2016年から水稲株単位でも解析を行っています。倒伏程度も株単位(2017年:圃場全体で約4.7万株)で計算すると次のようになりました。
水稲株単位の倒伏程度(ポイントデータ)
水稲株単位で求めた倒伏程度別占有率
コンバインによる収穫作業が難しくなるのを「倒伏程度4」と仮定した場合、倒伏割合(倒伏程度4+倒伏程度5)は31.4%(約1.4万株)となりました。
最初で紹介した画像分類による倒伏範囲の抽出より高い結果となります。精度検証として、画像分類によって抽出した倒伏範囲と水稲株単位の倒伏程度で重ね合わせ分析を行った結果、倒伏範囲に含まれる水稲株の約82%が倒伏程度4.5~5となりました。このことから、画像分類による倒伏範囲の抽出は、上空からでも判読しやすい倒伏程度が大きい「4.5~5」を捉えているのではないかと考えられます。
来年こそ、倒伏しないような水稲栽培ができるように頑張ります!!
倒伏リスク診断(2017年)
今年は7月30日に出穂期を迎えましたので、出穂14日前の7月16日のモニタリングデータを利用して、倒伏しやすいコシヒカリの倒伏リスク診断を行ってみました。
倒伏リスク診断の計算方法はこちらに掲載しています。
倒伏リスク診断マップ(2017年)
「7月16日(出穂14日前)のDSM-5月18日(代掻き直後)のDSM」から計算した倒伏リスク診断マップです。橙~赤色は倒伏リスクの高い株で、青色はリスクが低い株になります。今年は圃場の西側(特に南西側)で倒伏リスクが高い結果となっています。昨年は圃場の北側で倒伏リスクが高い結果となり、実際に倒伏してしまいました。草丈のむらが出ないように、圃場の均平化など努力しているのですが、均一に栽培する難しさを実感します。
2017年7月16日空撮のオルソ画像
代かき後のドローン計測(2017年)
ドローン計測は圃場内の凹凸をどのぐらい均平化できたかを定量的に明らかにするのが目的です。また、代かき後に水を張った状態でもドローンによるDSM計測ができるか実験を行いました。
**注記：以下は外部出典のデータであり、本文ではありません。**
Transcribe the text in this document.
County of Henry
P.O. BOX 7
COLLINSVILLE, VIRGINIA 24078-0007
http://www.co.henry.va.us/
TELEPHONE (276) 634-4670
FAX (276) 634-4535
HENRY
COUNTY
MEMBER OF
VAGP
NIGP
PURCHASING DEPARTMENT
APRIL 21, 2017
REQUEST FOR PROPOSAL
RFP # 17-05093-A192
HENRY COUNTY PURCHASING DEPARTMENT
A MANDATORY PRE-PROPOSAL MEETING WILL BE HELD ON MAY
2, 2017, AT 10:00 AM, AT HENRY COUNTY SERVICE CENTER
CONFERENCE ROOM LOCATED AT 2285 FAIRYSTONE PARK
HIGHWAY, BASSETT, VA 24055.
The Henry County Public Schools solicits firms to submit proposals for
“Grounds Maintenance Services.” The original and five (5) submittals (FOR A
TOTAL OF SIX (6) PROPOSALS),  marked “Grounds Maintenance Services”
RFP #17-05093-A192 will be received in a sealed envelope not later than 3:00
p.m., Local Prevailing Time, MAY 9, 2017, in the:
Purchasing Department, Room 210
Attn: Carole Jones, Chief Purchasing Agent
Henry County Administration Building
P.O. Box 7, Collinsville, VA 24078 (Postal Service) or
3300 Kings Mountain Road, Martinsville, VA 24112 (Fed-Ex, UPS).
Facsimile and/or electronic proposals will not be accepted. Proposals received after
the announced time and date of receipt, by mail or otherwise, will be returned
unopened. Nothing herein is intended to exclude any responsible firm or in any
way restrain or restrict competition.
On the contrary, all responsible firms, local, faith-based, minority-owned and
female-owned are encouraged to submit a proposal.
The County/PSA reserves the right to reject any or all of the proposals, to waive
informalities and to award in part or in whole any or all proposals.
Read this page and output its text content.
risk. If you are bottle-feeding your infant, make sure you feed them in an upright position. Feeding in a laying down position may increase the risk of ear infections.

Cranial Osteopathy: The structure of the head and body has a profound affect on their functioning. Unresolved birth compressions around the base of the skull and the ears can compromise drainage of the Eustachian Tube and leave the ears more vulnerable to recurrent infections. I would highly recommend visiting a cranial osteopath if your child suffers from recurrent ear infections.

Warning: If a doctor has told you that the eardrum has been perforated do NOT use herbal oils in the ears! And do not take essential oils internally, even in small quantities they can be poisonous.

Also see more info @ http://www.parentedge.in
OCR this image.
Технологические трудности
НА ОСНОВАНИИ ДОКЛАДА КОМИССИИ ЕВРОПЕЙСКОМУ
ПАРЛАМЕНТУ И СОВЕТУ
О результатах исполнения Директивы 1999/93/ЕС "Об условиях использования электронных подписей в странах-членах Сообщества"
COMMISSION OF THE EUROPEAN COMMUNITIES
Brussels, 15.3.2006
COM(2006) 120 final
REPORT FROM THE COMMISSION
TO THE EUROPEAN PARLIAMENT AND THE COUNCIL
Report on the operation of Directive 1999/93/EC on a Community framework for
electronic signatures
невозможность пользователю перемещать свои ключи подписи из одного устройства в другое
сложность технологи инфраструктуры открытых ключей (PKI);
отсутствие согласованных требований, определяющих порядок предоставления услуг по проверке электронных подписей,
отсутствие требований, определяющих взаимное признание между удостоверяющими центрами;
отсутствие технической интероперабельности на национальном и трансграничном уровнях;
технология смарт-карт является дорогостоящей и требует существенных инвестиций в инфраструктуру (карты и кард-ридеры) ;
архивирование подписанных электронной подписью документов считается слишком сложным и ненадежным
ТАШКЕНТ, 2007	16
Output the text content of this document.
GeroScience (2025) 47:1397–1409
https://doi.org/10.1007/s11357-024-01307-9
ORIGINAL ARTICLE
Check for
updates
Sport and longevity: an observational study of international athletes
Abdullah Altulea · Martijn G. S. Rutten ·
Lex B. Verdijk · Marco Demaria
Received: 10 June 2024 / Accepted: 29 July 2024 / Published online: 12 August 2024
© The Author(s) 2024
まず、代かき後に水がなくなって土壌が見えている場合のオルソ画像とDSM(陰影図)
2017年5月18日撮影
圃場の均平精度は、圃場内の高さを測定し、それらの結果から算出した標準偏差が均平精度を示します。この標準偏差の値が大きいと圃場内の凹凸のムラが大きくなります。
目標とする均平精度は、湛水直播や乾田直播などといった栽培方法によって異なります。農林水産省の資料によると、移植栽培の場合は標準偏差:1.8cm・最大高低差:9.0cmが目標値となっています。
今回の代かきによる均平精度は、標準偏差:1.3cm・最大高低差:6.9cm となり、今年の均平化も悪くない出来だと思います。(参考:2016年の均平精度 標準偏差:1.4cm・最大高低差:6.1cm)
湛水状態(2017年5月19日撮影)
湛水状態でドローン計測して作成したオルソ画像とDSM(陰影図)
2017年5月19日撮影
この日の気象状態は、ほぼ無風で、時折微風によって水面が波を打つ程度でした。空撮時は全くの無風状態で絶好のデータ取得日でした。
水の透明度の高い箇所では底の土壌まではっきりと見ることができます。一方、泥水が撹拌してしまった箇所(圃場の西側)では土壌を見ることはできません。
これらのデータをSfM-MVS処理でオルソ画像・DSMを作成すると、泥水が撹拌している箇所ではマッチングが上手くいかず、ノイズとしてDSMの精度が落ちています。
下図は「湛水状態のDSM - 水のない状態のDSM」 の差分マップです。
湛水状態のDSM - 水のない状態のDSM マップ
泥水で底が見えなかった箇所でDSMが高い値(ノイズを含む)となったため、水の有無の差分で約10cmの差が生じました(圃場の西南側)。一方、透明度が高かった箇所では湛水状態のDSMが約2~3cmが高い結果となりました。
赤線部分の断面図
赤線部分の断面図の結果から、湛水状態のDSMが一定の高さを示していないので、水面の高さより圃場の高さが影響していると考えられます。水深や水の屈折率を用いて計算すれば、湛水状態でも圃場の高さを取得できる可能性があることが今回の実験でわかりました。
ただし、代かき後(湛水状態)に計測する場合、無風かつ泥が撹拌していない状態でないと精度の良いデータを取得することができないため、撮影条件は結構厳しいと思われます。
来年以降も代かき後は水がない状態で計測するのがベストなのかもしれません。